Friday, January 29, 2010
Wheat and Tares
“There are 200 million church members in America,” said Dr. Bailey Smith, speaking at Beulah Hill Baptist Church in West End, N.C., in 2003. “If they were all saved, this nation would be in better shape; there are always tares among the wheat.”
Smith of Atlanta served as president of the Southern Baptist Convention in 1981-82. He grew up as a Baptist pastor’s son in Dallas, Texas and “walked an aisle” to receive Christ at age 5 because his “grandfather wanted him to.” He said his conversion really took place at age 10 when he prayed with his father. As a high school senior, he felt called to preach and pastored a church at age 19. He graduated from Quachita Baptist University in Arkansas and Southwestern Baptist Seminary in Fort Worth, Texas.
Smith indicated that many churchgoers think they are “saved” but are not. He asked the Rev. Billy Graham why Graham often hinted that church members might need to accept Jesus as Savior.
Graham replied, “I myself was an unsaved church member.”
Preaching from Jesus’ wheat-and-tares parable (Matthew 13:24-30), Smith said that Jesus compared “the kingdom of heaven” to a wheat field. Jesus said an enemy sowed tares (weeds that appear as wheat) in the field, and workers wanted to pull up those tares. The field owner, fearing some wheat might get uprooted if hired hands tried to eliminate tares, told workers to wait until harvest time. At that time, tares would be gathered and burned and wheat brought into his barn.
“Farmers used to show me wheat and tares,” said Smith, who once lived in Oklahoma. “I couldn’t tell the difference, but if you open up the head and there are kernels of wheat, it’s wheat.”
Smith said some people believe they are Christians because they had “experiences,” were baptized when their friends were baptized, or because their parents keep telling them, “You accepted Christ when you were young.”
“What somebody told you that you did won’t save you,” Smith said. Paraphrasing 2 Corinthians 13:5, he added, “Examine yourself to see if you ever got it (salvation) or not. A lot of you have been inoculated from going to heaven – it’s called ‘walking a church aisle as a kid.’ There’s a lot of difference between a good man and a saved man; the difference is eternity. You can go down a dry sinner (in water baptism) and come up a wet one.”
Smith said that wheat and tares look alike.
“Only God knows the difference,” Smith said. “Can a weed grow? An unsaved person doesn’t grow in Christ but appears to. He can be a busy church member on his way to hell. Wheat and tares are planted together, progress together and are harvested together. Those who are deceived don’t know they’re deceived. The Devil doesn’t want you to doubt your salvation. He wants you to believe you’re saved. The Devil knows you are good, and he is smart. He’d just as soon you go to hell from a church pew as from a bar stool.”
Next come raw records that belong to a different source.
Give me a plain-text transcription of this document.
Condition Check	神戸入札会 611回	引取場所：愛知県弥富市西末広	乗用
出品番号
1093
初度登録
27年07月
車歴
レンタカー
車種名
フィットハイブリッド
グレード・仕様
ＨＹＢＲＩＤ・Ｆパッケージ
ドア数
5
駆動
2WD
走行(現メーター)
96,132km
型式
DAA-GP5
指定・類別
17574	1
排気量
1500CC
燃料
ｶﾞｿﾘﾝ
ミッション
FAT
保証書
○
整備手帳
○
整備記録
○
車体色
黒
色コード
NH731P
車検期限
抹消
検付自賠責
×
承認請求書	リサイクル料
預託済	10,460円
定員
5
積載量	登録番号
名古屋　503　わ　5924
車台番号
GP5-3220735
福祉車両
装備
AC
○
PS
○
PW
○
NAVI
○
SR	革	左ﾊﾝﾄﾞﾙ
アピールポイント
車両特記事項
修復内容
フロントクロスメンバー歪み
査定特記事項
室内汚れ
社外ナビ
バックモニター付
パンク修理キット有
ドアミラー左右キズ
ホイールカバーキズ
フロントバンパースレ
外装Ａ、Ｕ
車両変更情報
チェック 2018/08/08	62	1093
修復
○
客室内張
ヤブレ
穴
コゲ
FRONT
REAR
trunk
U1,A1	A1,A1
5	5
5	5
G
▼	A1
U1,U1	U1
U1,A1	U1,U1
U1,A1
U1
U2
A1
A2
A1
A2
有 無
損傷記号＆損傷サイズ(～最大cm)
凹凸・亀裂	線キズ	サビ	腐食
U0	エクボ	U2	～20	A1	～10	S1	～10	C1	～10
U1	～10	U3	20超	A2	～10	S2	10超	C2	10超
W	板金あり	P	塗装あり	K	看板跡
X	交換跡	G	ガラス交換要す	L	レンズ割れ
These are Jesus’ words recorded in Matthew 7:22-23 (New KJV): “Many will say to me in that day, ‘Lord, Lord, have we not prophesied in Your name, cast out demons in Your name, and done many wonders in Your name?’ And then I will declare to them, ‘I never knew you; depart from Me, you who practice lawlessness!’”
Smith said a person might think he’s all right with God because he performs good works, attends a good church and hears good preaching. He told about a 19-year-old woman who confessed that her daddy had prematurely prayed the sinner’s prayer for her when she was young.
“You can believe in soap and die dirty,” he said. “To be 99 percent saved is to be 100 percent lost. The wheat is placed in the father’s house; the tare is bound and burned. We’ve had about 90 pastors get saved, and some music directors. I was a tare; Billy Graham was a tare. I believe all across this building we have tares among us.”
Smith quoted Romans 10:13, “For whosoever shall call upon the name of the Lord shall be saved.”
As musicians played “Just as I Am,” Smith asked those needing to accept Christ to raise their hands. He led those who responded in repeating a sinner’s prayer.
“Some of you pray that prayer every time because you haven’t prayed it once,” Smith said.
Smith’s sermon challenges us to make sure we have repented of our sins and are trusting Jesus Christ to save us from eternal separation from God.
“But as many as received Him (Jesus), to them He gave the right to become children of God, to those who believe in His name…” (John 1:12, New KJV).